Belalı bir hayvan sözcük olan şu canavarın hışmından, Allah cümlemizi korusun.
Ülkemizde, günde ortalama 5 kişinin öldüğü trafik kazalarını normal karşılayan tepkisizlerimiz; 100 den fazla ölü verdiğimiz Bayram tatili kazalarını da olağanmış gibi karşılayarak, trafik sorunlarımızı, açılım canavarıyla unutturup, daha bir çok diğer sorunlarımız gibi, gündem dışına itivermişlerdir.
Ateşler düştükleri yerleri yakmış, Trafik Canavarı'nın yerini Açılım Canavarı almıştır. İkisinin de tencere misali, birbirinden gara olan diplerinin aklanması, inşaallah mahşere bırakılmaz ve milletimiz, bu canavarların üstesinden gelir.
Avrupa standartlarında bir yaşam tarzımız ve sosyal refahımız olmadığı halde, varmış gibi gösterilmeye çalışılması, millet olarak hepimizi elbette derinden üzmekte ve tedirgin etmektedir.
Hergün zamansız bir ölümü ensesinde hisseden, insani zevkleri pörsütülerek yaşam standartları minumuma indirilen, kutuplaştırılarak birbirlerine yabancılaştırılan örselenmiş insanlarımız; adeta ,bir patlama noktasına getirilmişlerdir.
Birey olarak nüfusumuzun yaklaşık olarak yüzde 47 si ekonomik ve sosyal yönden yardıma muhtaç hale gelmiş ve bu kişilere, AB normlarına göre de yeterli destek, sağlanamamıştır.
Üç kişiden birinin , işsiz,
Beş kişiden üçünün, dişsiz,
On çocuktan dördünün, öksüz,
550 vekilden, 300 ünün yüzsüz..
.. olduğu ülkemizde, sağlıklı bir sosyal politikamızın olduğunu söylememiz, mümkün olmamıştır.. Hal böyleyken füze kalkanları almaya kalkmak da cidden, maneviyatımızı bozmuştur.

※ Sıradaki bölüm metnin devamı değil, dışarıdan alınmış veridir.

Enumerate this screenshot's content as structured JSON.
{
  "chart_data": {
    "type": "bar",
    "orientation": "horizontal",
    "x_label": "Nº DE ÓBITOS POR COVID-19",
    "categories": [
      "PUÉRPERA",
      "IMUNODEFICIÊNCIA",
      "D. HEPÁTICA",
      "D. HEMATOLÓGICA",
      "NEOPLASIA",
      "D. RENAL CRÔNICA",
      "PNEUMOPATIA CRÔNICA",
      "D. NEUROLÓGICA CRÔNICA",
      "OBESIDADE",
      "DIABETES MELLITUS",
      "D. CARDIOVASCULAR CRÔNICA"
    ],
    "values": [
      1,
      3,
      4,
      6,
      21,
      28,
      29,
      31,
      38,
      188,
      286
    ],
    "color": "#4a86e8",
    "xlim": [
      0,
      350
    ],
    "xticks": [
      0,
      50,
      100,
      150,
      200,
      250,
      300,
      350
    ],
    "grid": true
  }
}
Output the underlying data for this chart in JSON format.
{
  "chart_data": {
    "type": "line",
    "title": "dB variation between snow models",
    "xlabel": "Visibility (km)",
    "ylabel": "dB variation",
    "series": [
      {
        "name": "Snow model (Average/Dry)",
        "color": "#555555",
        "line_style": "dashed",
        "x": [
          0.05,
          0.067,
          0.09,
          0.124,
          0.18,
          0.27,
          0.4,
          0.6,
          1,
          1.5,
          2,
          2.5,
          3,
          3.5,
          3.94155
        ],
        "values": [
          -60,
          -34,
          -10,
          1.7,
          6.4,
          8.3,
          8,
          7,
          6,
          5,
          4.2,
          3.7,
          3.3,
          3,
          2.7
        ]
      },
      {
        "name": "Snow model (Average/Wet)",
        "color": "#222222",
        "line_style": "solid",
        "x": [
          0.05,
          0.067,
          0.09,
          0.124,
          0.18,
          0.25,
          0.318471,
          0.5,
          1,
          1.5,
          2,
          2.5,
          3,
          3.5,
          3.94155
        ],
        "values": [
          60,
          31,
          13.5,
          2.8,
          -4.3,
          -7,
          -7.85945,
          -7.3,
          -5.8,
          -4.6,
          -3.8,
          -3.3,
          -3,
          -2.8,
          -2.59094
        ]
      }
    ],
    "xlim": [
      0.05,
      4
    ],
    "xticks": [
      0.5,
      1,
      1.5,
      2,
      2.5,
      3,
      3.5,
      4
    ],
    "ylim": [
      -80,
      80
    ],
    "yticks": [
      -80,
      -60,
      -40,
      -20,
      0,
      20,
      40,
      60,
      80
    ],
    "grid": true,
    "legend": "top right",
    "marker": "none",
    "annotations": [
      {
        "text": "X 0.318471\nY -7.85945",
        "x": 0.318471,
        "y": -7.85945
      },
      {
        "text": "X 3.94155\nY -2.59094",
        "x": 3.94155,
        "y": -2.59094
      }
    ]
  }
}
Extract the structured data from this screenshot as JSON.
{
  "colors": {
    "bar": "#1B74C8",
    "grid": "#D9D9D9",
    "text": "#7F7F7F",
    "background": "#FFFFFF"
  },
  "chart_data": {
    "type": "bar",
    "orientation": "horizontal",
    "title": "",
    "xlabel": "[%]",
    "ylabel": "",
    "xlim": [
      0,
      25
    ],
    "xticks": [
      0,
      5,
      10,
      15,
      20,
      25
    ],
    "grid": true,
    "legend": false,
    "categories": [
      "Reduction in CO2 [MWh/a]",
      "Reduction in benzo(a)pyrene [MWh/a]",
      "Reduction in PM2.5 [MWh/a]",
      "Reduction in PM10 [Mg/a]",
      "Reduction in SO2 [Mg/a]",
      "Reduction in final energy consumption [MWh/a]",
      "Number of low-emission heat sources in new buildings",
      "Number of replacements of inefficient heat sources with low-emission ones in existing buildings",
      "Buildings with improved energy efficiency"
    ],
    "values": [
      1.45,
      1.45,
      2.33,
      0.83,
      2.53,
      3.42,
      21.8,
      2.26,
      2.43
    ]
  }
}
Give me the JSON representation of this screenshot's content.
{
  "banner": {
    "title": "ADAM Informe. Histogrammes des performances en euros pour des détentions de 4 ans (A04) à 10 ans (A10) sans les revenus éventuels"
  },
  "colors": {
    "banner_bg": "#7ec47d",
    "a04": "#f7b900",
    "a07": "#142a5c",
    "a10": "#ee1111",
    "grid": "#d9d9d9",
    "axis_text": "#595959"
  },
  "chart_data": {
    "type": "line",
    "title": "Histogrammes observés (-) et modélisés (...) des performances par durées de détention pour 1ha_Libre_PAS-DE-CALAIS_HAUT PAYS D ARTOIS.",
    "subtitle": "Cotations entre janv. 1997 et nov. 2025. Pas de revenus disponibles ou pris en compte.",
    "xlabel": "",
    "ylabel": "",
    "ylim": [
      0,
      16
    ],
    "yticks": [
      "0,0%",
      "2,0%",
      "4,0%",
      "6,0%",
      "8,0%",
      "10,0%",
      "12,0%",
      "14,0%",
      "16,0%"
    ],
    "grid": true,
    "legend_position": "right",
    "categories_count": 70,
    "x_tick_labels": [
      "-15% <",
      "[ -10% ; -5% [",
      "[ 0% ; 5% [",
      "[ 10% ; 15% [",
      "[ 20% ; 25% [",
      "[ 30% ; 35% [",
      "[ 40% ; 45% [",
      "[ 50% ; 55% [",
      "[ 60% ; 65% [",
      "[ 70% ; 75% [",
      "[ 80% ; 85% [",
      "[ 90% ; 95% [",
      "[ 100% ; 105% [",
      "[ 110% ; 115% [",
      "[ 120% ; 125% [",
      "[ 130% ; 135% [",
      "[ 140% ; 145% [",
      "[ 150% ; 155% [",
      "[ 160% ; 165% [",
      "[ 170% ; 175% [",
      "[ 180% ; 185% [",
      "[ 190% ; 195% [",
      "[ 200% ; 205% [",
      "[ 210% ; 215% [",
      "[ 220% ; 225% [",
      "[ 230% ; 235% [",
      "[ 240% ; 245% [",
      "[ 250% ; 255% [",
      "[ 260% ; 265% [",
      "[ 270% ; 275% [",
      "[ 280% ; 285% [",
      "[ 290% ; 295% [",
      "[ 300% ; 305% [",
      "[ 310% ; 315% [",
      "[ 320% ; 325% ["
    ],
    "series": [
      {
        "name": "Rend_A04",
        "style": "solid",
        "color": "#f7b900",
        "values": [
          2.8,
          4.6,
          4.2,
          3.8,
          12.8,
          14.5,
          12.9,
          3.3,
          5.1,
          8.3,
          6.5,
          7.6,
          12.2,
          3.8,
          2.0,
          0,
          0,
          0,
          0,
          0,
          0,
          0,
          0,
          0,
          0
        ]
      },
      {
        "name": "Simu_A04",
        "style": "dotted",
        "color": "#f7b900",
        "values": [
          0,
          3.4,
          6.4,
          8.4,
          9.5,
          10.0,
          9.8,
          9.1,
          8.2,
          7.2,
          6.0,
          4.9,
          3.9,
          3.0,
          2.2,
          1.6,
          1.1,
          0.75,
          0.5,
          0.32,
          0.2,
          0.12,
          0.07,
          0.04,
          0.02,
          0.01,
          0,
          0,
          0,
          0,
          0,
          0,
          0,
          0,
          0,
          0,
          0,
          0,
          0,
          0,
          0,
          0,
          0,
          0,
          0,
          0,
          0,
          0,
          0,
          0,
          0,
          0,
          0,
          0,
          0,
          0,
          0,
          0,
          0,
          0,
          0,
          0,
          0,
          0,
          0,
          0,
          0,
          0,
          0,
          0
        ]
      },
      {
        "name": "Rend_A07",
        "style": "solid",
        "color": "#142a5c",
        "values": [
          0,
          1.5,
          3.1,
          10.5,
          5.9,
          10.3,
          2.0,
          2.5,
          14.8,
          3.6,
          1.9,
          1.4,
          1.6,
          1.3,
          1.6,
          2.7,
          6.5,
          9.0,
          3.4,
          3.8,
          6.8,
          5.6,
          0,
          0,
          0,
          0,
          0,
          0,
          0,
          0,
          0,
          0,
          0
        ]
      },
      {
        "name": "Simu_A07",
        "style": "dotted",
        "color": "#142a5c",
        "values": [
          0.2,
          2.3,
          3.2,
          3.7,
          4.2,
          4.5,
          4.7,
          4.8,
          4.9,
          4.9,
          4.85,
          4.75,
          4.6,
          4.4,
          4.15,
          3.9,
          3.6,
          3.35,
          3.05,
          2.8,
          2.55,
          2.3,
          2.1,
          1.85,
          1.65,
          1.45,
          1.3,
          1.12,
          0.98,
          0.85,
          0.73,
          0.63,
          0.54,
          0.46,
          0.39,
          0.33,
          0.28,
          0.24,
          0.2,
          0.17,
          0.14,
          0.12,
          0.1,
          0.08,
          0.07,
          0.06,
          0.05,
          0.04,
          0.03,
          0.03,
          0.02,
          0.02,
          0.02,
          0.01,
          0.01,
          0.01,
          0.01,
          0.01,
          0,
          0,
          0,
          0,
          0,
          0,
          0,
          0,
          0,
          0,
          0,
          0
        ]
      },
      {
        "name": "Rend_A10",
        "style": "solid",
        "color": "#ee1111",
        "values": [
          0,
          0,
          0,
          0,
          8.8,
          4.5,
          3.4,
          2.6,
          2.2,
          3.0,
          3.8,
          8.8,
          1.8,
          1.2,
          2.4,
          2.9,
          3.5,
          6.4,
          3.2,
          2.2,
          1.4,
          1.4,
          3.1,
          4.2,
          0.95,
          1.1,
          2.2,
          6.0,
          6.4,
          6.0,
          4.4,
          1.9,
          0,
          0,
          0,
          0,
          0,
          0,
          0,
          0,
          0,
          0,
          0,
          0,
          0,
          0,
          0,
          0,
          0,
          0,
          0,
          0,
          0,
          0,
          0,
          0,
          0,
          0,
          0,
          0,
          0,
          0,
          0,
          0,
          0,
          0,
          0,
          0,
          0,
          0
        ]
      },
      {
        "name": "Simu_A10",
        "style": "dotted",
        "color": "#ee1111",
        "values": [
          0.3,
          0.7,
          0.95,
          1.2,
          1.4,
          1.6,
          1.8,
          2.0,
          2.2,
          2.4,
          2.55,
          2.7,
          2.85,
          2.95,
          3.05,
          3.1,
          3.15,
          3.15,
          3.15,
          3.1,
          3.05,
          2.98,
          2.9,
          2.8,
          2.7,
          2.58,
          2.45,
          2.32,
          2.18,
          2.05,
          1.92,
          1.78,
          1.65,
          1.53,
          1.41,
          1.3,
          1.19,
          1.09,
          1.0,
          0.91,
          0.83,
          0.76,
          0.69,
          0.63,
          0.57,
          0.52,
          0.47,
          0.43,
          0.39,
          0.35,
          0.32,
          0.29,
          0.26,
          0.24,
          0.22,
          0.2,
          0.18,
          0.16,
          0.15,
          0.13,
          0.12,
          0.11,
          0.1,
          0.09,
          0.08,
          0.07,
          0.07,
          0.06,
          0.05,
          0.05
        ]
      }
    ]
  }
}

Sağlık, sosyal, eğitim ve istihdam alanlarında yeterli açılımlar yapmayı beceremiyen politikacılarımız, dokunulmazlıklarıyla ve aldıkları maaşlarla günlerini gün etmişler, ne topraksız köylüye toprak dağıtmışlar ve ne de yasamayla Anayasamızı değiştirmişlerdir.
Biz, politikacılardan hep, vaat ettiklerini yapmalarını beklemişizdir.
Biz, artık ; ...
Devletin-deniz,
Milletin-illet,
İnsanın-kul,
Yurttaşın-dilenci,
Vatandaşın-koyun,
Yürütmenin-yürüten,
Yargının-bağımlı,
Katilin-suçsuz,
İktidarın-masum,
AK'ların, kara,
Gençlerin işsiz,
Gurbetçinin-almancı,
..OLMADIĞI, bir politika istiyoruz demişizdir ve demeye de devam edeceğiz.
Biz millet olarak; sosyal adalet istiyoruz, sosyal barış istiyoruz. Biz; ağalığın, derebeyliğin, kula-kulluğun kaldırılarak Ortaçağ normlarının, tasfiye edilmesini istiyoruz. Biz; TBMM'sinin yaptığı yasalarla yönetilmek ve herkesin kayıtsız-şartsız yasalara uymasını istiyoruz.
Biz ; AB ve ABD projeleriyle ülkemizin şekillenmesini ve milletimizin,
Soya göre, sopa göre.
Beye göre, boya göre
Dine göre, dona göre
Konuştuğu dile göre
.. ayrıştırılmasını, tasnif edilmesini istemiyoruz.
Biz ; bedeli ne olursa olsun ırkçılığa, ayrımcılığa, yobazlığa, feodal yapılanmalara karşı çıkarak halkların dostluğunu, kardeşliğini ve barışını istiyoruz.. Bunun için bizim, ne kefen giymemize ve ne de dalkavukluğa ihtiyacımız vardır.
Biz ; ülkemiz Türkiye'ye, etnik kökeni ne olursa olsun Türkiye Cumhuriyeti'ne vatandaşlık bağıyla bağlı milletimize, ulusal dilimiz Türkçe'ye ve ay-yıldızlı bayrağımıza sahip çıkıyoruz ve çıkmaya da devam emek istiyoruz.
Vekillerimiz olarak sizler de lütfen, üzerinize düşen görevlerinizi sorumlulukla yapınız. Meclisimizin açılmasıyla Açılım Canavarını 7 başlı dev yapmayınız. Donkişot misali canavarla kılıç-kalkan dövüşmeyiniz.